Even though I know English is widely spoken in Japan, I have often pointed out the importance of letting the locals know that I bothered to learn something of their language before traveling there. I usually memorize a few essential phrases and courtesies and then pull out my trusty crash-course language pamphlet to shamelessly plow ahead. I have butchered many a “thank you” and salutation as a result. Fortunately, what I lack in language skills, I make up for in polite sheepishness and hopeful confusion, peppered with my joy of traveling. Most people find my attempts endearing, or don’t mind because it’s obvious that I am really trying. Still, language is not my forte.

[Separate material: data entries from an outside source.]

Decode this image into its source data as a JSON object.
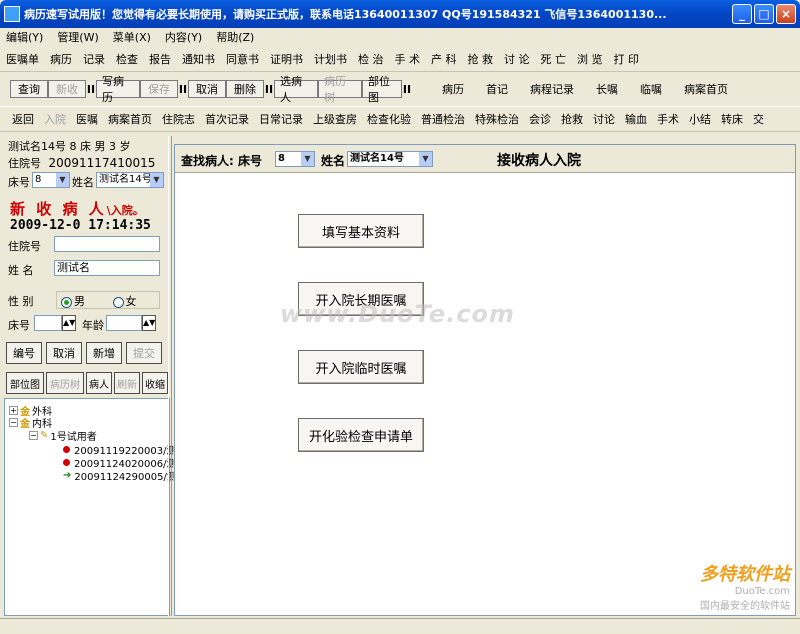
{
  "window": {
    "title": "病历速写试用版！您觉得有必要长期使用，请购买正式版，联系电话13640011307 QQ号191584321 飞信号1364001130...",
    "minimize": "_",
    "maximize": "□",
    "close": "×"
  },
  "menu": [
    "编辑(Y)",
    "管理(W)",
    "菜单(X)",
    "内容(Y)",
    "帮助(Z)"
  ],
  "toolbar1": [
    "医嘱单",
    "病历",
    "记录",
    "检查",
    "报告",
    "通知书",
    "同意书",
    "证明书",
    "计划书",
    "检 治",
    "手 术",
    "产 科",
    "抢 救",
    "讨 论",
    "死 亡",
    "浏 览",
    "打 印"
  ],
  "toolbar2": {
    "query": "查询",
    "add": "新收",
    "write": "写病历",
    "save": "保存",
    "cancel": "取消",
    "delete": "删除",
    "select_patient": "选病人",
    "history_tree": "病历树",
    "body_map": "部位图",
    "sep": "II",
    "links": [
      "病历",
      "首记",
      "病程记录",
      "长嘱",
      "临嘱",
      "病案首页"
    ]
  },
  "toolbar3": [
    "返回",
    "入院",
    "医嘱",
    "病案首页",
    "住院志",
    "首次记录",
    "日常记录",
    "上级查房",
    "检查化验",
    "普通检治",
    "特殊检治",
    "会诊",
    "抢救",
    "讨论",
    "输血",
    "手术",
    "小结",
    "转床",
    "交"
  ],
  "patient": {
    "summary": "测试名14号  8 床 男  3 岁",
    "admission_label": "住院号",
    "admission_no": "20091117410015",
    "bed_label": "床号",
    "bed": "8",
    "name_label": "姓名",
    "name": "测试名14号"
  },
  "new_patient": {
    "heading": "新 收 病 人",
    "heading_tail": "\\入院。",
    "datetime": "2009-12-0 17:14:35",
    "admission_label": "住院号",
    "admission_value": "",
    "name_label": "姓  名",
    "name_value": "测试名",
    "gender_label": "性  别",
    "male": "男",
    "female": "女",
    "bed_label": "床号",
    "age_label": "年龄"
  },
  "left_buttons": {
    "number": "编号",
    "cancel": "取消",
    "add": "新增",
    "submit": "提交"
  },
  "left_tabs": {
    "body_map": "部位图",
    "history_tree": "病历树",
    "patient": "病人",
    "refresh": "刷新",
    "collapse": "收缩"
  },
  "tree": {
    "surgery": "外科",
    "internal": "内科",
    "trial_user": "1号试用者",
    "records": [
      "20091119220003/测",
      "20091124020006/测",
      "20091124290005/测"
    ]
  },
  "main": {
    "find_label": "查找病人: 床号",
    "bed": "8",
    "name_label": "姓名",
    "name": "测试名14号",
    "title": "接收病人入院",
    "buttons": [
      "填写基本资料",
      "开入院长期医嘱",
      "开入院临时医嘱",
      "开化验检查申请单"
    ]
  },
  "watermark": "www.DuoTe.com",
  "brand": {
    "name": "多特软件站",
    "url": "DuoTe.com",
    "tagline": "国内最安全的软件站"
  }
}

Over the years, I have amassed a tall pile of foreign language dictionaries and quickie guides: Easy German, French in 20 Easy Lessons, Instant Swahili… I have them all. So when I saw Dirty Japanese, I couldn’t resist the prospect of, well, dirty Japanese. While my days of speaking outrageously have naturally curbed over the years, my curiosity for it may never leave.
Ah, Japan. I need to go back! The author, Matt Fargo, has a Master’s in Japanese Lit, so he knows his stuff. I am not sure what he was thinking when he applied for grad school (seems like an impossible subject), but his book is a lot of fun, and more importantly, there is a lot more here than just ‘Dirty Japanese.’
While I can’t really fathom diving into this book and practicing the time-honored tradition of learning only the dirty words of any language for its own sake, I can attest that the commentary by Fargo is both entertaining and worth perusal. Moreover, I have a few Japanese friends that will be the lucky recipients of my new language “essentials.”
In terms of practice, this book would truly only benefit a reader with more than a minimal understanding of Japanese. It really would be best for someone who not only knows the basics but also has close Japanese friends with a sense of humor (as to not offend). Perhaps a warning to one’s friends prior to use would also be prudent to keep said friendships intact. Wisely, the author deftly covers these topics.